Assis: "Não serei um eterno candidato à liderança"

Francisco Assis afirmou não "lamentar" a existência de listas separadas para os órgãos nacionais do PS pois a "base" do partido constrói-se na "discussão" e na "capacidade de superar divergências", garantindo que não será um "eterno candidato" à liderança.

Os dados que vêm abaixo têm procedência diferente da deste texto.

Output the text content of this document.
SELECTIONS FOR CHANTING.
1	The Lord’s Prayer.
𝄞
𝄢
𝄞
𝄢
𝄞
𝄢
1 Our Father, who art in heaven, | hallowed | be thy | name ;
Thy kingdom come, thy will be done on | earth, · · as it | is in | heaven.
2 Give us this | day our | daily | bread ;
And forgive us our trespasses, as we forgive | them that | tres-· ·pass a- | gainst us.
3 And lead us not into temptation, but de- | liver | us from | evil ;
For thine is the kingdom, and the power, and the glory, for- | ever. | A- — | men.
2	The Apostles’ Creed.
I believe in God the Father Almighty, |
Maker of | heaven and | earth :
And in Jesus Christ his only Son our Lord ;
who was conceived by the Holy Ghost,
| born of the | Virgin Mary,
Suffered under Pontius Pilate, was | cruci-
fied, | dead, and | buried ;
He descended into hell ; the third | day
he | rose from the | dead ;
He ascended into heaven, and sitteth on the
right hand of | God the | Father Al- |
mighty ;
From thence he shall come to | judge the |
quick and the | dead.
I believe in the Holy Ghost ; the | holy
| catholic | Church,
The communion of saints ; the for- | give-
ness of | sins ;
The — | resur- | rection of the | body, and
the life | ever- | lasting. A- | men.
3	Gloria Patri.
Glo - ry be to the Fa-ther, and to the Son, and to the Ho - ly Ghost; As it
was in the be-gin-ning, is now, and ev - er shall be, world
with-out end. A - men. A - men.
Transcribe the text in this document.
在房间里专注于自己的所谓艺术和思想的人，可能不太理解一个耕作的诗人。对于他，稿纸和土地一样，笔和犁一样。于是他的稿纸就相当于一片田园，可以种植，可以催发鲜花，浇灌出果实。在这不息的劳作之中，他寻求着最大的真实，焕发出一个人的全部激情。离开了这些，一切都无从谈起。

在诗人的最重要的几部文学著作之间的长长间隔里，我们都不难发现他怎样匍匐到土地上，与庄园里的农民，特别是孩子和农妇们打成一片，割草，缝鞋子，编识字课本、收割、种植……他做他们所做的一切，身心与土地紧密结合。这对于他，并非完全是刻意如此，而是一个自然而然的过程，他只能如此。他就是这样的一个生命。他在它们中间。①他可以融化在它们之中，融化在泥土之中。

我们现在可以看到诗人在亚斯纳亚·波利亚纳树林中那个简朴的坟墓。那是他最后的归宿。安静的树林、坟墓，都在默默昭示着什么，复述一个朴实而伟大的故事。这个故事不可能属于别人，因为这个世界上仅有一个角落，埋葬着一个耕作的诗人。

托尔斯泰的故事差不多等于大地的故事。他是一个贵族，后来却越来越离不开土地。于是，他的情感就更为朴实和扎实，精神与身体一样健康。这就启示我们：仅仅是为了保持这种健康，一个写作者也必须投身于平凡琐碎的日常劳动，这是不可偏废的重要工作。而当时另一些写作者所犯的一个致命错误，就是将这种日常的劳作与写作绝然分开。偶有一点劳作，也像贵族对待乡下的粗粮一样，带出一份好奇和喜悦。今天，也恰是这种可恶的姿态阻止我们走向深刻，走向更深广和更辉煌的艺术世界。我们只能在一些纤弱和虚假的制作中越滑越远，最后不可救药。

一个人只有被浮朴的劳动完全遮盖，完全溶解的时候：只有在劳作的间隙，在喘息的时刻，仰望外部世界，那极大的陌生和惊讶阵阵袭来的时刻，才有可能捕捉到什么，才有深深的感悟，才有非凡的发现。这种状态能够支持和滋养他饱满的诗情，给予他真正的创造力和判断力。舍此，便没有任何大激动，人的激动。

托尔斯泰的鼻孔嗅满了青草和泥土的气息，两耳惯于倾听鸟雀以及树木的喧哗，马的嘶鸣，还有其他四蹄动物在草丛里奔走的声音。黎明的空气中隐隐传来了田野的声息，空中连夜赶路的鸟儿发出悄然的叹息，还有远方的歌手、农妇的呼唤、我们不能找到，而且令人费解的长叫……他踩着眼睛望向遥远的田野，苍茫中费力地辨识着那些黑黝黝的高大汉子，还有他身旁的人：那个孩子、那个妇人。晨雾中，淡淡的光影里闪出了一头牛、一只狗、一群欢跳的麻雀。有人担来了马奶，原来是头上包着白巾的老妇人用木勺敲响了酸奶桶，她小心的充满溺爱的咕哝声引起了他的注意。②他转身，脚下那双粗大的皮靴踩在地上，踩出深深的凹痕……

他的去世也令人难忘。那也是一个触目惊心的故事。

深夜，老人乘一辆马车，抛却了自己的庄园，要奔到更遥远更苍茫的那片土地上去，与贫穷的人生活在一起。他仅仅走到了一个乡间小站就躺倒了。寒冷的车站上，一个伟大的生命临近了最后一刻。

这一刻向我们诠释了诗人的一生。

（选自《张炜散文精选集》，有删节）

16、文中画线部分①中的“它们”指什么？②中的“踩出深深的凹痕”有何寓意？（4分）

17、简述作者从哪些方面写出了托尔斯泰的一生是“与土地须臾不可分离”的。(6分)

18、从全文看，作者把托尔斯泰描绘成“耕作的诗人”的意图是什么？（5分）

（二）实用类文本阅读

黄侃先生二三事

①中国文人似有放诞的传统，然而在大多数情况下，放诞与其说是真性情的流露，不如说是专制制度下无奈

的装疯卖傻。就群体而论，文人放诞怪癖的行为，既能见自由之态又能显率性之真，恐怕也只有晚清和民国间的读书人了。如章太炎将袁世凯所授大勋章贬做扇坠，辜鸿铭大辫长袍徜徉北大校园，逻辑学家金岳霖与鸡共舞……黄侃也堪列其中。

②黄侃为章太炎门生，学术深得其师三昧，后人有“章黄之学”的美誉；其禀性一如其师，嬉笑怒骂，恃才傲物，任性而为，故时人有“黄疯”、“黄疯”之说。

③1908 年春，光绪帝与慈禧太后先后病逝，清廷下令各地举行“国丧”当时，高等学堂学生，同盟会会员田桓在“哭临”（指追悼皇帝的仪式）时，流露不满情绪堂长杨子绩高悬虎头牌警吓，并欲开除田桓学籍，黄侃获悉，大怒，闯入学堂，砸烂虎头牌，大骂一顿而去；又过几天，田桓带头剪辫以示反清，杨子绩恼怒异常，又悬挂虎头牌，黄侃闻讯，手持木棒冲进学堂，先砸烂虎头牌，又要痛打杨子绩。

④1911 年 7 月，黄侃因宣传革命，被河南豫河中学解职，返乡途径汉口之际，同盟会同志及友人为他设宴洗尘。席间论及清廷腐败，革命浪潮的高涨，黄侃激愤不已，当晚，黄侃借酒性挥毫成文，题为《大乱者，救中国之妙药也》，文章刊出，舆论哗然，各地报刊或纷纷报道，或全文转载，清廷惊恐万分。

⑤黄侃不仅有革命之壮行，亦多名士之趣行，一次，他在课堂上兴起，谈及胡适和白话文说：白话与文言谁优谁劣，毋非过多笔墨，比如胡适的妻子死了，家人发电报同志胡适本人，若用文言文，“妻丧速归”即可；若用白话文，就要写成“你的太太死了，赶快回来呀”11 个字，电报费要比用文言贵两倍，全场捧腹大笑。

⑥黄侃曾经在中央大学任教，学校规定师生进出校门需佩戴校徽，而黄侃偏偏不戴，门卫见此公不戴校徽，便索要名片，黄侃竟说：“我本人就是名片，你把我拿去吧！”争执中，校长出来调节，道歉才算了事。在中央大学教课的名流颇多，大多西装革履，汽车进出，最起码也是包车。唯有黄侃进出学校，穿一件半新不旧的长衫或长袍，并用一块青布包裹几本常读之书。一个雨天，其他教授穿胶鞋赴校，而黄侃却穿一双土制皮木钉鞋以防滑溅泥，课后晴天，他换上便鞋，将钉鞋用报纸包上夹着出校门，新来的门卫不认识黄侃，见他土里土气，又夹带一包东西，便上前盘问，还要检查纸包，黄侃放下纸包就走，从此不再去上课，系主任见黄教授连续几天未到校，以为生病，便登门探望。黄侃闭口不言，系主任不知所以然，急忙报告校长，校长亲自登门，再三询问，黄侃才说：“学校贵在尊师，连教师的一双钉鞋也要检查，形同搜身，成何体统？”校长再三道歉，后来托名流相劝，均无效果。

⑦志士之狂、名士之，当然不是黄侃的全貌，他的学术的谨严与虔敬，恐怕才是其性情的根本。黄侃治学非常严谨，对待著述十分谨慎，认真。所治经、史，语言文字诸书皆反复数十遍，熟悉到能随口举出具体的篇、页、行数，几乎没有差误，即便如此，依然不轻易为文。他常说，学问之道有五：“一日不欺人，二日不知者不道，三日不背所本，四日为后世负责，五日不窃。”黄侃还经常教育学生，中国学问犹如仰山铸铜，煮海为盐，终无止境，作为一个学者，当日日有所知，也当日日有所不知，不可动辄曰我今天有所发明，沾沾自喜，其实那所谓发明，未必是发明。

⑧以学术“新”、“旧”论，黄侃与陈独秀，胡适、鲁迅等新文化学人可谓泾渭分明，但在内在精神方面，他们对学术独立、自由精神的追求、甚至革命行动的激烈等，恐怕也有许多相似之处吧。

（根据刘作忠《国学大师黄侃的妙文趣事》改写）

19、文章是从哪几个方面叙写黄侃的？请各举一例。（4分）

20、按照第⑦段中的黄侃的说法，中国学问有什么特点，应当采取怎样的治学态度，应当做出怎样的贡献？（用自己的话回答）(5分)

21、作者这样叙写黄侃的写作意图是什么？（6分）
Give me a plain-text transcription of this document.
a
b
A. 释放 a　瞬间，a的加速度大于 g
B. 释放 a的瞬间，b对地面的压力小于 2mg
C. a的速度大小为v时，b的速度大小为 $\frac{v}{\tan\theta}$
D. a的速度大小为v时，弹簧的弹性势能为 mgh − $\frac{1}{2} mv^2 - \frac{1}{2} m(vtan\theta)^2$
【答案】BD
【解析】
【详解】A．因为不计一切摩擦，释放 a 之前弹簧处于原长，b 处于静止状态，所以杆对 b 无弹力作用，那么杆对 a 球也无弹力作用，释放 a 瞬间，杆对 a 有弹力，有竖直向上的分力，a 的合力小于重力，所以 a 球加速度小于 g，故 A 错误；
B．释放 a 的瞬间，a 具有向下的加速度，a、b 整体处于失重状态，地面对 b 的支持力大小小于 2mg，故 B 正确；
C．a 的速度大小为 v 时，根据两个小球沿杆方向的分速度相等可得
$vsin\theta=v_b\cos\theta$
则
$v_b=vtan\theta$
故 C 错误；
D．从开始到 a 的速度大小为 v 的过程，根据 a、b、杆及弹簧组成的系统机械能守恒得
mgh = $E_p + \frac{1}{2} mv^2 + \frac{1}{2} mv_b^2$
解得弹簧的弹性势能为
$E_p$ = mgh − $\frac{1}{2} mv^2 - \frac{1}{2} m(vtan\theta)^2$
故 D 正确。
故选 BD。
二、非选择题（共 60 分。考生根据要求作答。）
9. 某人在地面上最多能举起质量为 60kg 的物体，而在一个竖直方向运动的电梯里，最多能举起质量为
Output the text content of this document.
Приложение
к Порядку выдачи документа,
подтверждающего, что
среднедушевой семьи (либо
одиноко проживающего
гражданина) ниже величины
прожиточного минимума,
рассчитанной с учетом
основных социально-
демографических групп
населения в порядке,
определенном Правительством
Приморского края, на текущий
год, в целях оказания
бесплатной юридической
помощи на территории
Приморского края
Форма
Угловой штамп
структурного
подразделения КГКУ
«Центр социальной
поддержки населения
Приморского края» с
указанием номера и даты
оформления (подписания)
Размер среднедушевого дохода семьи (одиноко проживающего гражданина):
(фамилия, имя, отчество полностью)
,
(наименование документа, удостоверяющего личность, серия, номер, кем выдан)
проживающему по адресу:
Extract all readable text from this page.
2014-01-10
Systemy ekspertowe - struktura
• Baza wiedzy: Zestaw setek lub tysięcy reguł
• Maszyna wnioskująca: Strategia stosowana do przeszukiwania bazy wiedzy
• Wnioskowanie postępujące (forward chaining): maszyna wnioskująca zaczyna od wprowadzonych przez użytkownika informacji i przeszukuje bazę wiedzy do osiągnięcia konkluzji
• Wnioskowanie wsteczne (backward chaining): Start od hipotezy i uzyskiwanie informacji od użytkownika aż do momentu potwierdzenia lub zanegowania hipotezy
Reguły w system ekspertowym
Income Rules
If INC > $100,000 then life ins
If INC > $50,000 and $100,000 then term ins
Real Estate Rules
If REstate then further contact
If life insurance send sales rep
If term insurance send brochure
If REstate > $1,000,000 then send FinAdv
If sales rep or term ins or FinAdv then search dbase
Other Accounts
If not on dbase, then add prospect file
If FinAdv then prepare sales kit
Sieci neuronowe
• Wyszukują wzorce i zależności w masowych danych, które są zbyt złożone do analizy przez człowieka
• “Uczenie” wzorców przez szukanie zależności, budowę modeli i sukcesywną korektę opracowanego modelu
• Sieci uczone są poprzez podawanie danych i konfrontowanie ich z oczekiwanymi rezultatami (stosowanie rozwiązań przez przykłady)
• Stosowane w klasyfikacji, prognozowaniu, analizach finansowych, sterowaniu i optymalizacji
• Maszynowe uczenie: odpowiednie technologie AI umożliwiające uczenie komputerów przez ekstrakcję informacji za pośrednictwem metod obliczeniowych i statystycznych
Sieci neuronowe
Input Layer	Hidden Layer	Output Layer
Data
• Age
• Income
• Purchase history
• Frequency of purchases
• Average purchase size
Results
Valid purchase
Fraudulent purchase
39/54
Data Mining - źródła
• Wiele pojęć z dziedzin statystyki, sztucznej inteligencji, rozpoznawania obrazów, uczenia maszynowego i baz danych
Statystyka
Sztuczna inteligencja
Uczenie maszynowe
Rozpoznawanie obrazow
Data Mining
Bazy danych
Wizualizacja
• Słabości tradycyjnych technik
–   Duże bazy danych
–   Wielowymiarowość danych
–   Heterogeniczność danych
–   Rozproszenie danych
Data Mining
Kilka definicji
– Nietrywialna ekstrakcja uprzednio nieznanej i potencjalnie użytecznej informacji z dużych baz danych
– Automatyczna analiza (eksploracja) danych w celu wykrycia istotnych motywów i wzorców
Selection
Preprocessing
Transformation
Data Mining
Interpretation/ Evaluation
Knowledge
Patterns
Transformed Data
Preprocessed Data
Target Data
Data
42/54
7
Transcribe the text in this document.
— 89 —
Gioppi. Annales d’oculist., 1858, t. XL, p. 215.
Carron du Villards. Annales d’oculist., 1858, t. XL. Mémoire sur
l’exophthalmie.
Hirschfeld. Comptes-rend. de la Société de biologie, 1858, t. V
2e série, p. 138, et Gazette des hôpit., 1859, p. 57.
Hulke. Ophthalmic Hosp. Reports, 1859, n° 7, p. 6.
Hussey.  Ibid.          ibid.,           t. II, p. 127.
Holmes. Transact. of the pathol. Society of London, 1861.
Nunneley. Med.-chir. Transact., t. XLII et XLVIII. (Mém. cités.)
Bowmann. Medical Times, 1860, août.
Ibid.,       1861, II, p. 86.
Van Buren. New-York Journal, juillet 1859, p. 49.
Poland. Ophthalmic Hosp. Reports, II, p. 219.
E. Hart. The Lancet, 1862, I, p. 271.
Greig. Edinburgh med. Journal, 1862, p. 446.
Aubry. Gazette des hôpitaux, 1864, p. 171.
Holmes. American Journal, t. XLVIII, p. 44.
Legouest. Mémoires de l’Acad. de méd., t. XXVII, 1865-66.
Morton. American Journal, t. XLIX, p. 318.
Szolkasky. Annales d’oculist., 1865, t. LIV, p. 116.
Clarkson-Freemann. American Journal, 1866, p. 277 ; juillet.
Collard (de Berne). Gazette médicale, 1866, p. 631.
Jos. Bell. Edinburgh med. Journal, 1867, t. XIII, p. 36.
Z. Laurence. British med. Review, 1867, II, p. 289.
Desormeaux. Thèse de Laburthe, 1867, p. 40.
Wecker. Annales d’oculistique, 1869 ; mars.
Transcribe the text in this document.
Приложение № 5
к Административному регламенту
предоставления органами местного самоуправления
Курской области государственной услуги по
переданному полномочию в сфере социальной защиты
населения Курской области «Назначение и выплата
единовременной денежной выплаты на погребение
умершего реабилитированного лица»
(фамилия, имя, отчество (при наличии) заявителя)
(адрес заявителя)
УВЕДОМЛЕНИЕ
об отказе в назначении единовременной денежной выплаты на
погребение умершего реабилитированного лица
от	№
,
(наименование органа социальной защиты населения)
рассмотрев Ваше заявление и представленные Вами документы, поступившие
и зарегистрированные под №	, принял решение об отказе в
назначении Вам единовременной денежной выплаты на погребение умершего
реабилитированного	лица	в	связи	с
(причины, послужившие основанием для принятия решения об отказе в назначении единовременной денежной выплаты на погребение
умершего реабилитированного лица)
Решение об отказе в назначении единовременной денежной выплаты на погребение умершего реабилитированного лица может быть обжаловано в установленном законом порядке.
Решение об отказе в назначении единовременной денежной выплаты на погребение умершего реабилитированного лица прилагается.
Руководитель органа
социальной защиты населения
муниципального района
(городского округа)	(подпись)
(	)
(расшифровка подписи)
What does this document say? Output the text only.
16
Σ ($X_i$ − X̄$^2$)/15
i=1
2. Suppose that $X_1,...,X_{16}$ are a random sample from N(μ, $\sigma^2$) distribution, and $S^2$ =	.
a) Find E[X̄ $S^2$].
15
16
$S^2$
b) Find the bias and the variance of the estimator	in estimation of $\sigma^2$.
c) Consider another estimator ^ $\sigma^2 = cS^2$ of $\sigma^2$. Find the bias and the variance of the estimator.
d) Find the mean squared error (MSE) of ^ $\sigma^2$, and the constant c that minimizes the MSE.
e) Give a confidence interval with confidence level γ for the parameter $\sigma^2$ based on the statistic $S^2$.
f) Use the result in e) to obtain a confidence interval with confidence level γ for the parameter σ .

O ex-candidato a secretário-geral socialista, que falava à chegada do último dia do XVIII Congresso Nacional do PS em Braga, assegurou ainda que está "ao serviço do partido". Assis considerou que "não há problema nenhum na existência de duas listas [aos órgãos nacionais do PS]" porque, explicou, "a unidade do partido não se constrói em artificialismos". Para Assis, a unidade do PS constrói-se "na base da discussão, na afirmação das divergências e depois na capacidade de as superar".

O também ex-líder parlamentar de PS voltou a manifestar "disponibilidade" para dar o seu "contributo" e garantiu que estará "sempre ao serviço do partido socialista". "É esse compromisso que assumi e parece-me que o PS ficou agradado", afirmou, referindo-se à ovação que obteve sábado quando discursava na sala de trabalhos. Francisco Assis assegurou ainda que "não será um eterno candidato à liderança" e que "não andará por aí". Segundo Assis, o PS definiu neste congresso "as grandes linhas para o futuro" mas o "essencial está ainda por fazer", avisando que é necessário "ter no parlamento a capacidade para discutir as iniciativas do Governo e construir uma alternativa".

O deputado considerou ainda que o PS "esteve sempre à esquerda, uma esquerda democrática" e que é "um partido responsável". Por isso, concluiu das palavras do líder António José Seguro, "não caminhará pelo caminho do populismo demagógico". António Costa, que chegou ao Congresso ao mesmo tempo que Francisco Assis, que apoiou nas diretas, quando confrontado com o incidente registado sábado - quando se cruzou com o secretário-geral nos estúdios da TVI - apelidou o episódio de um "fait-divers".

"Não vale estarem a procurar esgravatar problemas onde não os há", disse apenas. As votações para os órgãos nacionais do PS deveriam terminar às 12:00 mas a grande afluência que ainda se regista, com longas filas de delegados para votar, poderão atrasar a sessão de encerramento do Congresso, marcada para as 12:30.